Other limitations including the total price of the drugs used to calculate total and out-of-pocket costs were based on the transaction price between the manufacturers and the payer listed in MarketScan, which does not reflect rebates and discounts received by payers and thus may overestimate the cost to payers for antiemetics. However, because rebates and discount are not typically shared with the patients, we anticipated out-of-pocket estimates to be accurate. Additionally, the preventative antiemetic look-back period chosen a priori based on expert opinion incorporated a minimum rate of antiemetic use in the measure, which increases the risk of capturing antiemetics not intended for CINV prevention. To address this, we limited the look-back period calculation to only preventative antiemetic drugs. However, this may still underestimate the proportion of patients who underused antiemetics. Next, our data had limited overlap following the approval of the netupitant-palonosetron combination in late 2014 and rolapitant in late 2015 potentially contributing to the low uptake observed for these products. Additionally, while phase III studies supporting the use of olanzapine as a prophylactic antiemetic in the USA were published as early as 2011, NCCN included it as a recommendation only in 2014, ASCO highlighted it as a highly promising therapy in 2015, and the largest trial to date was published in 2016, again providing limited overlap with our study period [25, 28, 34, 42, 43]. We also do not have data on provider-level or facility-level characteristics such as whether an automated electronic medical record prescribing system existed that may be dictating antiemetic use versus a patient’s characteristics. Finally, we have no information regarding patient or provider preference for antiemetic use, which may influence uptake of these products.
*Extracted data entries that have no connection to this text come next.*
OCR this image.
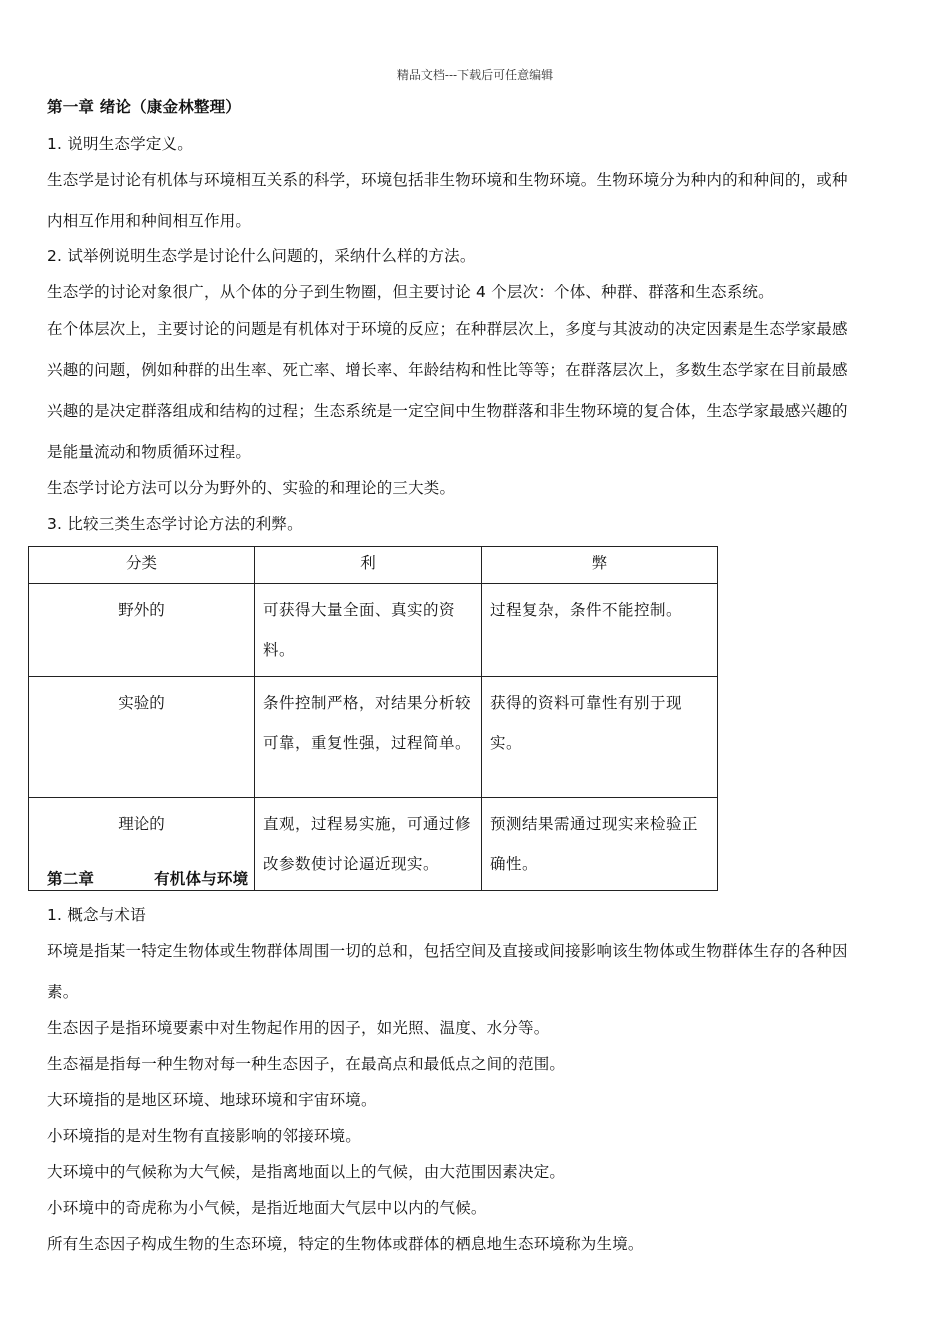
精品文档---下载后可任意编辑
第一章 绪论（康金林整理）
1. 说明生态学定义。
生态学是讨论有机体与环境相互关系的科学，环境包括非生物环境和生物环境。生物环境分为种内的和种间的，或种
内相互作用和种间相互作用。
2. 试举例说明生态学是讨论什么问题的，采纳什么样的方法。
生态学的讨论对象很广，从个体的分子到生物圈，但主要讨论 4 个层次：个体、种群、群落和生态系统。
在个体层次上，主要讨论的问题是有机体对于环境的反应；在种群层次上，多度与其波动的决定因素是生态学家最感
兴趣的问题，例如种群的出生率、死亡率、增长率、年龄结构和性比等等；在群落层次上，多数生态学家在目前最感
兴趣的是决定群落组成和结构的过程；生态系统是一定空间中生物群落和非生物环境的复合体，生态学家最感兴趣的
是能量流动和物质循环过程。
生态学讨论方法可以分为野外的、实验的和理论的三大类。
3. 比较三类生态学讨论方法的利弊。
分类	利	弊
野外的	可获得大量全面、真实的资料。	过程复杂，条件不能控制。
实验的	条件控制严格，对结果分析较可靠，重复性强，过程简单。	获得的资料可靠性有别于现实。
理论的	直观，过程易实施，可通过修改参数使讨论逼近现实。	预测结果需通过现实来检验正确性。
第二章	有机体与环境
1. 概念与术语
环境是指某一特定生物体或生物群体周围一切的总和，包括空间及直接或间接影响该生物体或生物群体生存的各种因
素。
生态因子是指环境要素中对生物起作用的因子，如光照、温度、水分等。
生态福是指每一种生物对每一种生态因子，在最高点和最低点之间的范围。
大环境指的是地区环境、地球环境和宇宙环境。
小环境指的是对生物有直接影响的邻接环境。
大环境中的气候称为大气候，是指离地面以上的气候，由大范围因素决定。
小环境中的奇虎称为小气候，是指近地面大气层中以内的气候。
所有生态因子构成生物的生态环境，特定的生物体或群体的栖息地生态环境称为生境。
This study provides new evidence of antiemetic underuse among commercially insured chemotherapy users who are under 65 years of age, an important and understudied age group. Specifically, our study found that preventive antiemetic use is alarmingly high in patients initiating HEC, with NK1 underuse largely explaining this discordance. Whether guideline-discordant prescribing is due to a gap in provider knowledge or provider accountability is unknown. If it is the former, provider education by professional societies, patient advocacy groups, payers, and manufacturers are necessary. If it is the latter, one solution is the development of a validated, appropriate antiemetic prescribing measure for patients initiating HEC that is implemented into commercial plan quality programs and the CMS Merit-Based Incentive Payment System. Notably, ASCO’s Quality Oncology Practice Initiative program includes an antiemetic measure for patients initiating highly emetogenic and moderately emetogenic chemotherapy under its symptom/toxicity management module [44]. However, it requires only that providers prescribe a 5HT3A and dexamethasone for patients initiating HEC, in contradiction with guidelines that also recommend an NK1. It also does not allow for olanzapine-based strategies to fulfill the measure. This highlights the importance of quality initiatives appropriately incorporating guideline recommendations into their measures as over 8000 oncologists are registered for QOPI across the USA [45].

Future studies should assess the uptake of newer antiemetic products and regimens in patients initiating HEC with more recent data to understand their fill trends. Supplementing claims analysis, which provides data on what medications were filled, with other data sources could help triangulate occurrences of care failure and address them. For example, EMRs include antiemetic prescribing data and chemotherapy dosing information while patient diaries include data on what antiemetics patients actually took. Additionally, understanding the real world outcomes (i.e., CINV events and their associated healthcare resource) and subsequent activities (e.g., future antiemetic prescribing and chemotherapy adherence) associated with antiemetic underuse will support the value of appropriate prescribing.